Après l’invasion des Pays-Bas par l’armée allemande en mai 1940 et l’échec de leur tentative de fuite en Angleterre, Edgar et Grete Weil rejoignent la résistance. En juin 1941, Edgar Weil est arrêté à Amsterdam et déporté à Mauthausen. Grete Weil reçoit la nouvelle de sa mort en septembre 1941. Elle mène à Amsterdam une sorte de double activité, travaillant à la fois pour la Résistance (elle confectionne les photos d’identité nécessaires à la fabrication des faux papiers) et pour le Conseil juif contrôlé par l’occupant, ce qui lui permet de survivre jusqu’à la liquidation du Conseil juif en septembre 1943, dont les derniers membres sont déportés. Grete Weil, cachée dans l’appartement d’un résistant hollandais dont elle ne sortira plus jusqu’à la fin de la guerre, échappe à la rafle. C’est dans cette cachette qu’elle écrit Le chemin de la frontière durant l’hiver 1944-1945.

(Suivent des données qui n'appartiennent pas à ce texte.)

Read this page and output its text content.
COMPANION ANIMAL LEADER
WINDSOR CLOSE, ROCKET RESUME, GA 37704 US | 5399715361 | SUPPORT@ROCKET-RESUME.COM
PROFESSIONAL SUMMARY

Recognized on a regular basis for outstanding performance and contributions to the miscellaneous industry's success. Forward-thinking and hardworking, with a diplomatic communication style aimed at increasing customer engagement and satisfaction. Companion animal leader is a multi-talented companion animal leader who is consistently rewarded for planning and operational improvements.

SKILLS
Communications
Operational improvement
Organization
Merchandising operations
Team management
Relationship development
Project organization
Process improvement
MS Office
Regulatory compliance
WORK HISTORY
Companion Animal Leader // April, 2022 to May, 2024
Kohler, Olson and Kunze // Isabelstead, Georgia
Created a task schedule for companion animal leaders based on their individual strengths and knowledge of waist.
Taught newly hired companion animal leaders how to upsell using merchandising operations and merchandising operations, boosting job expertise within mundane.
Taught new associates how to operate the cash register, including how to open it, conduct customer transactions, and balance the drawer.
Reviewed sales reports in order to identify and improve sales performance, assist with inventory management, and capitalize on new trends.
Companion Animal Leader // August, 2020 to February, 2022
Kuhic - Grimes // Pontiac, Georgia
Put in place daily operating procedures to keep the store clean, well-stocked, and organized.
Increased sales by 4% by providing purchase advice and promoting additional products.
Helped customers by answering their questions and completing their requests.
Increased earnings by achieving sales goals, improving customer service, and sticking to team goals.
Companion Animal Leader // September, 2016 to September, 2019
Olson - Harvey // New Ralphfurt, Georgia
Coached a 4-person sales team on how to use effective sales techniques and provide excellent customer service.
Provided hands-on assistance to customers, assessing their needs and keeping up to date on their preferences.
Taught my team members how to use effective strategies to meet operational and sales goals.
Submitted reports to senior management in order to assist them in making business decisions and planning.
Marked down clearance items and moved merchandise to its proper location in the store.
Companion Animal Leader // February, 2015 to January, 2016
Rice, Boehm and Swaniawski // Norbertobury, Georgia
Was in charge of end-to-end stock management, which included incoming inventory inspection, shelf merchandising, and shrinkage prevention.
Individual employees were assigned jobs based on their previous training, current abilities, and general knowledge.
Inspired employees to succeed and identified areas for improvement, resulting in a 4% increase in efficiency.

Ce manuscrit restera inédit. Deux exemplaires dactylographiés en ont été conservés, l’un à la Bibliothèque nationale et universitaire de Jérusalem, dans le fonds Albert Ehrenstein, l’auteur de Tubutsch (1911), chef-d’œuvre de l’expressionnisme, qui, dans les années d’après-guerre, aida Grete Weil, mais sans succès, à trouver un éditeur, l’autre dans le fonds Grete Weil des Archives littéraires de la bibliothèque de la Ville de Munich. Ces deux manuscrits étaient connus depuis longtemps, mais il a fallu attendre 2022 pour que l’exemplaire de Munich soit enfin publié.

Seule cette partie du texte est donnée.